The young lawyers that worked on it for three weeks and came out with this Bill are proud of it too and we should be grateful. If the nation does not know how to be grateful to people, how then are we going to grow the heroes and heroines that we are looking for? I have to say this, knowing my antecedents and commitment to human rights, my family and my children.

There is no way I could associate myself with anything that will condone in any way that young children of 11 years and below are ripe enough for people to go to bed with. I will never be part of that law.

The senate I came out from, I did not know anybody there that will support that it is right to compromise young children of 11 years and below.

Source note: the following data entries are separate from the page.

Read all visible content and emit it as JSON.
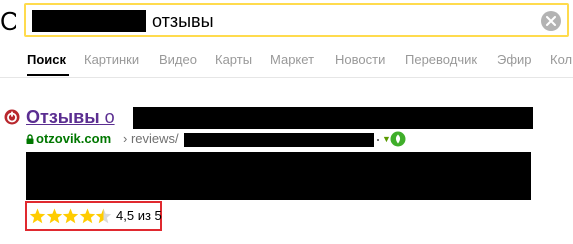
{
  "logo_fragment": "С",
  "search": {
    "query": "отзывы"
  },
  "tabs": [
    {
      "label": "Поиск",
      "active": true
    },
    {
      "label": "Картинки",
      "active": false
    },
    {
      "label": "Видео",
      "active": false
    },
    {
      "label": "Карты",
      "active": false
    },
    {
      "label": "Маркет",
      "active": false
    },
    {
      "label": "Новости",
      "active": false
    },
    {
      "label": "Переводчик",
      "active": false
    },
    {
      "label": "Эфир",
      "active": false
    },
    {
      "label": "Кол",
      "active": false
    }
  ],
  "result": {
    "title_bold": "Отзывы",
    "title_rest": " о",
    "domain": "otzovik.com",
    "path": " › reviews/",
    "favicon_color": "#b8272d",
    "domain_color": "#007700",
    "title_color": "#5b2e91",
    "rating": {
      "value_text": "4,5",
      "of_text": " из 5",
      "stars_fraction": 0.9
    },
    "highlight_color": "#e0292f"
  },
  "icons": {
    "clear": "close-circle-icon",
    "favicon": "otzovik-favicon-icon",
    "lock": "lock-icon",
    "eco": "green-eco-badge-icon"
  }
}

Is there any guarantee that the President would sign the Bill into law? President Muhammadu Buhari is a good and very experienced man and knows about the private cries of men and women in their homes. Anybody whose child has been abused is ashamed to speak out because of the social stigma it attracts.

This law aims at covering people, so that if one is a victim, the identity can be covered and investigation done privately. Even the trial can be done in the office of the Judge and the people standing as witnesses are protected, so that people can speak out and crimes punished without the dignity and names of people being tarnished forever.

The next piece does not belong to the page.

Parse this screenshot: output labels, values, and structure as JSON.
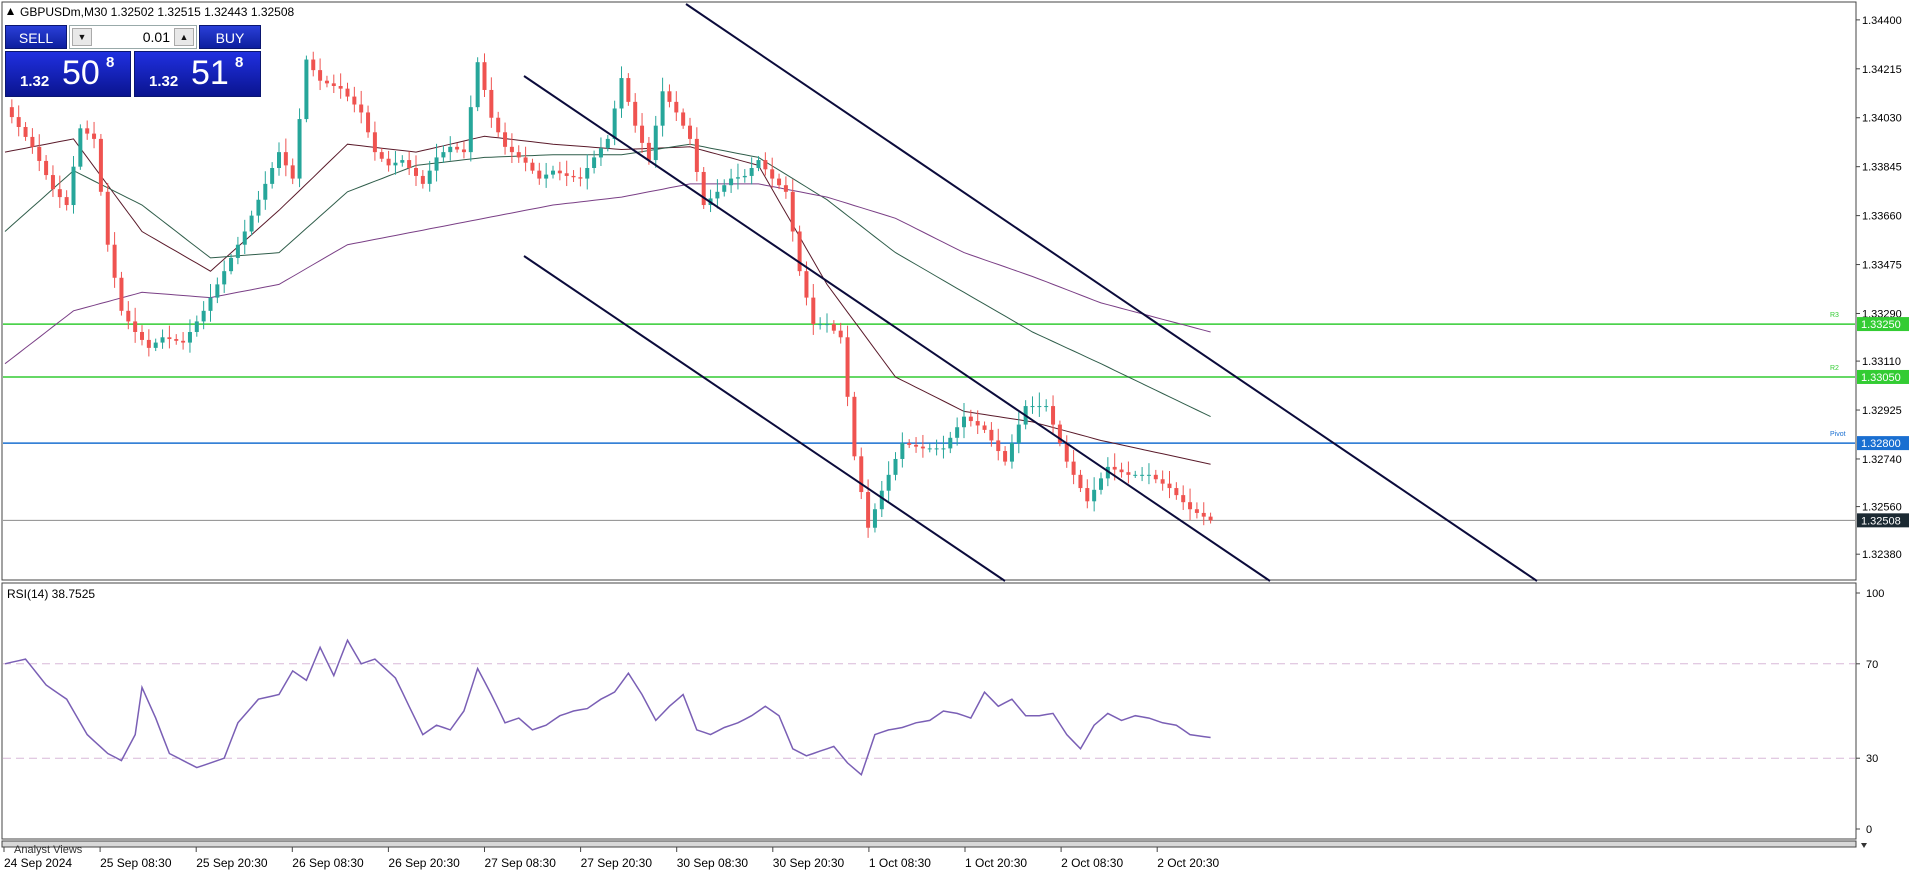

The President knows that insanity has gone beyond belief and that there is need to have a firm hold on our society. Otherwise, this place will be too hostile to live in.

So, I have the belief that if he understands the full import of this Bill, he will be very happy and will welcome it. If signed into law, what of its enforcement? Implementation has always been a problem, but part of this law is suggesting that the Police should set up a Special Corps specially trained to investigate these matters.

Part of the problems is that when people know and report these cases, the kind of outrage and treatment they get from the Police is the type that makes them want to commit suicide, and it does not help.

Therefore, if we are going to have people actually come clean and report cases, such as this, the Police must have trained corps to handle sexual offences cases and there are lots of agencies willing and ready to offer special training to the Police, if they want.

It is not every Policeman carrying a gun that should be brought into sexual offence case; it is a very sensitive matter and should be handled by people trained and sensitive enough to understand what it is about.

A crucial part of the Bill also is that when people have been established as dangerous sex offenders and have been convicted, their names will go into a national databank of dangerous sexual offenders, so that they cannot be allowed to have teaching jobs, where they deal with children or have anything to do with children, because to some of them, it is a sickness or an effect of drug abuse.